Margaret Atwood, The Blind Assassin

A history recounted, of all the people who were not my father. I have forgotten the meaning, the moral of this. I began to write a long time ago. Everything is different now.

Late October. That year, its beauty and its horrors, unfolded in and through and around you, the opening and close, into the shadows where the world inevitably waned, where my thoughts shrouded bodies of the still-dreaming dead. When I found you, I needed so badly to be known. You were old enough to make me feel younger than I should have, and beautiful enough, in countenance, to make me want to love whatever was left of you.

I remember when anxiety was a soporific strangeness, a state of being where your body was not.

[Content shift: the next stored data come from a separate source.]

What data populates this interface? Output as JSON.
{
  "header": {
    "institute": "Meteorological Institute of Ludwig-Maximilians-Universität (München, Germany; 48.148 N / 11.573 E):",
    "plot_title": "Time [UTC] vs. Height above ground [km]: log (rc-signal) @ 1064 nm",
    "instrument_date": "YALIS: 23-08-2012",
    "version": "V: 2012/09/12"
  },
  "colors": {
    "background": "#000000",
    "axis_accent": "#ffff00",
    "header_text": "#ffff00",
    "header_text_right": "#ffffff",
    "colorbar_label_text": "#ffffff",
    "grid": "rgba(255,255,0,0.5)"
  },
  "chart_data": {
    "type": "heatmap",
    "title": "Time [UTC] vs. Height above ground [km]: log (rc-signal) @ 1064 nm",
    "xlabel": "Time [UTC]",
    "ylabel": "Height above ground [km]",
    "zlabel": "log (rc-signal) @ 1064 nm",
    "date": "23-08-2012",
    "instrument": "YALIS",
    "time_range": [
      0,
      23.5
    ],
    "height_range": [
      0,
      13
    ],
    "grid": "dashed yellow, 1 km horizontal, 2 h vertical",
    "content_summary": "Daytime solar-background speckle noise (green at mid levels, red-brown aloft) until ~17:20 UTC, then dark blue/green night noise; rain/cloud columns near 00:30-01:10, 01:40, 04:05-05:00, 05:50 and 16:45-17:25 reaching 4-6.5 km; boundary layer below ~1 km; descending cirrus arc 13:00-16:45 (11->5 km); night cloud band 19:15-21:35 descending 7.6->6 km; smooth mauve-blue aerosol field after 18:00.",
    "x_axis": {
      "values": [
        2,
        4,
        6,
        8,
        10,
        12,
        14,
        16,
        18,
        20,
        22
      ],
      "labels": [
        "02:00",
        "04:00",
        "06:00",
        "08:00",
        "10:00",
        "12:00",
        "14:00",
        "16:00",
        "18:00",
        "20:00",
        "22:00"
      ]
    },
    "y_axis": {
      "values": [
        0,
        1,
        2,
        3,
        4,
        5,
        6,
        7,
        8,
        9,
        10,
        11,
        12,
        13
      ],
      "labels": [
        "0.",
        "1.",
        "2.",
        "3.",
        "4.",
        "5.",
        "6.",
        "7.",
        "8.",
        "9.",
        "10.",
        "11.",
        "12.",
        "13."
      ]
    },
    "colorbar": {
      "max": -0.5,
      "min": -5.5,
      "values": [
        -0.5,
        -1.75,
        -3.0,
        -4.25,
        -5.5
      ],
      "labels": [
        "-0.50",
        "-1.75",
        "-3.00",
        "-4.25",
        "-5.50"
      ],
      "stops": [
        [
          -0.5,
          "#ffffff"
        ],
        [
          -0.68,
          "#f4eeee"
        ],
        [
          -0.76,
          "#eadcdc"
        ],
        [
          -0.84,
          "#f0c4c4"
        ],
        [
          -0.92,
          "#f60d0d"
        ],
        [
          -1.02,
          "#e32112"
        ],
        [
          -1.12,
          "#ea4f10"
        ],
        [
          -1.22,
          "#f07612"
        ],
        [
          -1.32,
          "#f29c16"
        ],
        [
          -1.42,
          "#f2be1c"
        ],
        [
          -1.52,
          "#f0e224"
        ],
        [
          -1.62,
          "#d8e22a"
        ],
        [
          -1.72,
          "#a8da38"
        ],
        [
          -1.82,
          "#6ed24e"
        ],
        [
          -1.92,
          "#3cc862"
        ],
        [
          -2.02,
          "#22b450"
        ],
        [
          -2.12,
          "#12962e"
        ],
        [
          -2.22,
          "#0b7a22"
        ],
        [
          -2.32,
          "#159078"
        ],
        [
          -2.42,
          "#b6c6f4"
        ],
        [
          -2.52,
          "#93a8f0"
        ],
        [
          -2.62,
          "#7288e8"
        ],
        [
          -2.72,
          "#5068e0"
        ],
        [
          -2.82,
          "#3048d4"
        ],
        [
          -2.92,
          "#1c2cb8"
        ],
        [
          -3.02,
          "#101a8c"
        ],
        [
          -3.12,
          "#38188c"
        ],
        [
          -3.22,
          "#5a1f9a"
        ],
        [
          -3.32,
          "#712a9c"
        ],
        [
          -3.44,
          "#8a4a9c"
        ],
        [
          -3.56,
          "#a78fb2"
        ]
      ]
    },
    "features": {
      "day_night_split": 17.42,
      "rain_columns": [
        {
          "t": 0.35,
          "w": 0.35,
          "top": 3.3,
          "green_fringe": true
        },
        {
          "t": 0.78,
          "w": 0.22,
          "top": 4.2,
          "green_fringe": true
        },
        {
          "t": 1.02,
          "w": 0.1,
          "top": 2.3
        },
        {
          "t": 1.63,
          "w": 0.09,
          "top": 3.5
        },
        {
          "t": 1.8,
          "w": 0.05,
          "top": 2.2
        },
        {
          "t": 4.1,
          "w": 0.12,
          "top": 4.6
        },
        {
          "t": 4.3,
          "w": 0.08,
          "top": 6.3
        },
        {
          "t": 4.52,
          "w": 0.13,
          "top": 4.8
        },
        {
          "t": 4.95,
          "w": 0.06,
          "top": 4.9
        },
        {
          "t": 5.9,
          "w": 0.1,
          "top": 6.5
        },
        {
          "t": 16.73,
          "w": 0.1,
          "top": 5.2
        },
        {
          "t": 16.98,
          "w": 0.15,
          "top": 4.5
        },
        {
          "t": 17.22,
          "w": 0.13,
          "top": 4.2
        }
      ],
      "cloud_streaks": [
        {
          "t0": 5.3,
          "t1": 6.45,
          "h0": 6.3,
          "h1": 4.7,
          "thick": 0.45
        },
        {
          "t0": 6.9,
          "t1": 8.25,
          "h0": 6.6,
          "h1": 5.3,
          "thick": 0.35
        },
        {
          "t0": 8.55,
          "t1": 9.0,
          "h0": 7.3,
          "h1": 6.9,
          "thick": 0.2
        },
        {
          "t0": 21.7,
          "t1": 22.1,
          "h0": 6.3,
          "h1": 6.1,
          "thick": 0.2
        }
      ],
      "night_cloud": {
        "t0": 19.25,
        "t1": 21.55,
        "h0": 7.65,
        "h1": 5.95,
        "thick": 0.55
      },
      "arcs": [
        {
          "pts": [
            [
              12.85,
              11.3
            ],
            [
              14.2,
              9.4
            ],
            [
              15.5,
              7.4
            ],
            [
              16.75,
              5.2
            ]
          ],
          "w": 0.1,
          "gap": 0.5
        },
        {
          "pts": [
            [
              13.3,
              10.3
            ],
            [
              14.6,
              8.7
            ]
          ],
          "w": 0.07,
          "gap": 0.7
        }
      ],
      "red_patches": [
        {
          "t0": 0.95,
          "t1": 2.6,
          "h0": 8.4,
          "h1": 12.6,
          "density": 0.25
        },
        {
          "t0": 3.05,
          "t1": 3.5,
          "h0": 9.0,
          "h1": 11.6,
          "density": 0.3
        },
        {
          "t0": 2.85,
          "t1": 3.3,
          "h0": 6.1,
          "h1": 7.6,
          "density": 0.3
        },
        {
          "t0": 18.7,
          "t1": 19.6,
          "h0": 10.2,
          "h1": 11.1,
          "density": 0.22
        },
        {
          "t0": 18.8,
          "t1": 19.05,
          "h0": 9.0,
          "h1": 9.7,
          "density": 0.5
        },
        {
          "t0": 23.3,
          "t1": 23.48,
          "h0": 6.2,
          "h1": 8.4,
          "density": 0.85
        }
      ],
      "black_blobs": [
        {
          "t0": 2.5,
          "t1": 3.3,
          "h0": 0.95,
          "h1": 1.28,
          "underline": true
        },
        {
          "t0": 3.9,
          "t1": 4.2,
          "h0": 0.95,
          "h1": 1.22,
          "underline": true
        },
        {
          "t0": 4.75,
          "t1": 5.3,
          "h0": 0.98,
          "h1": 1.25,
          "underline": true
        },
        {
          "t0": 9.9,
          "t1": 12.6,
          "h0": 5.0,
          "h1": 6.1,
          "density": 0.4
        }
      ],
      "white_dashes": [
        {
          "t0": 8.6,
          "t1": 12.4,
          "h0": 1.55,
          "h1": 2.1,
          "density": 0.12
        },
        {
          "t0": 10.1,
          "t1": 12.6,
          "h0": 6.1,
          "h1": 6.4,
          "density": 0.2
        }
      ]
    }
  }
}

I remember a cemetery in the morning light. I remember nights when I loved you, and felt it, and showed it, and you slept and I wrote until the stars fell burning from the sky. That is where I still know you, even now. You can find me there, for we will not meet in this life again.

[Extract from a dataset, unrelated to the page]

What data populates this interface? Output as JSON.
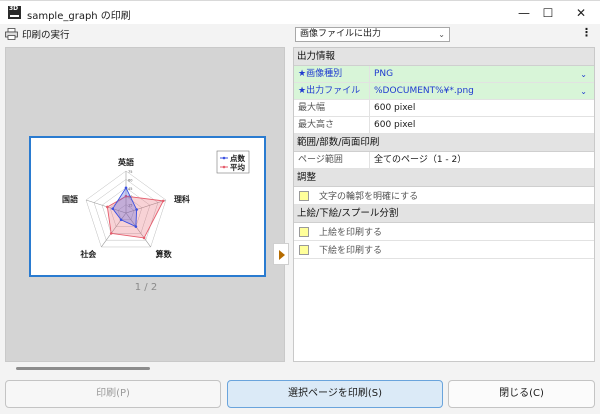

There was never time for us. We knew that. How beautiful and absurd it was to have tried anyways. The world was closing in, and we would never meet or touch again, and I do not know what occurred after that day, when I returned to my work and my words and my solitude, and you to your disease, and I stopped speaking to you, stopped thinking of you, but I will never ask. I do not want to know. Because you looked so beautiful then, so much stronger than before–and for all of my cynicism I felt a kind of hope, the specter of a promise. That is how I want to remember you.

I blame you sometimes, you know. But someone once told me that the irrational is beautiful, and tragedy is nothing more than the collapsing of time. That is all this ever was. We were time caving in on itself: your memory decays, but your grief lives on through my unwilling mind. I am not afraid, I am not afraid. There is so little left to mourn. I grew tired of waiting a long time ago. There are no more goodbyes left to say. We were simply a story, being repeated a hundred, thousand times, everywhere and all at once.

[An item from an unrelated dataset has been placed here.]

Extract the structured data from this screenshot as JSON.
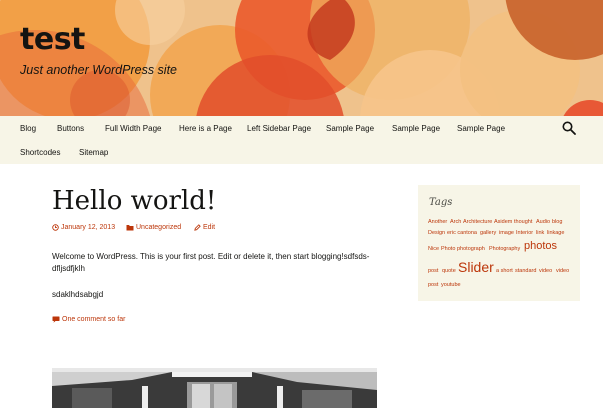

But maybe it is simpler. Maybe I loved you, I loved you entirely, and it hurt to love so careless a thing. I once wrote that I would only remember the best of our strange and shattering days. But maybe, if I am given the strength, I will try to do this one last thing. It will be my final testament: I will be our memory’s keeper. For you, my love, I will remember it all.

My body is a vehicle for a mind that lost its meaning. The people who compel me to love as I have loved, as I loved last year, pass through my shortened life seldom if at all. How strange, how sad, how hollow it seems, that I may never know that feeling again. Is it truly better to have loved in the first place? Where I used to paint crimson pictures on a canvas-wrist, pouring shadows all across the cold tiles, I am now nothing but bare surface, a half-starved carcass, the echo of what has been done to me.

When I am free at last, it will be cold. I will not understand. Will you be there with me in the darkness? Will you tell me when it’s time? I am afraid that this is what I have become, shattering slowly beneath a self-induced lobotomy, a silence louder than marathon bombs. Sometimes, I still cry out into the shadows, but only when I am sure that there is no one left to hear me. 

And what does it matter? At this point, I only ever hoped to still be alive. So all things considered, I am doing all right.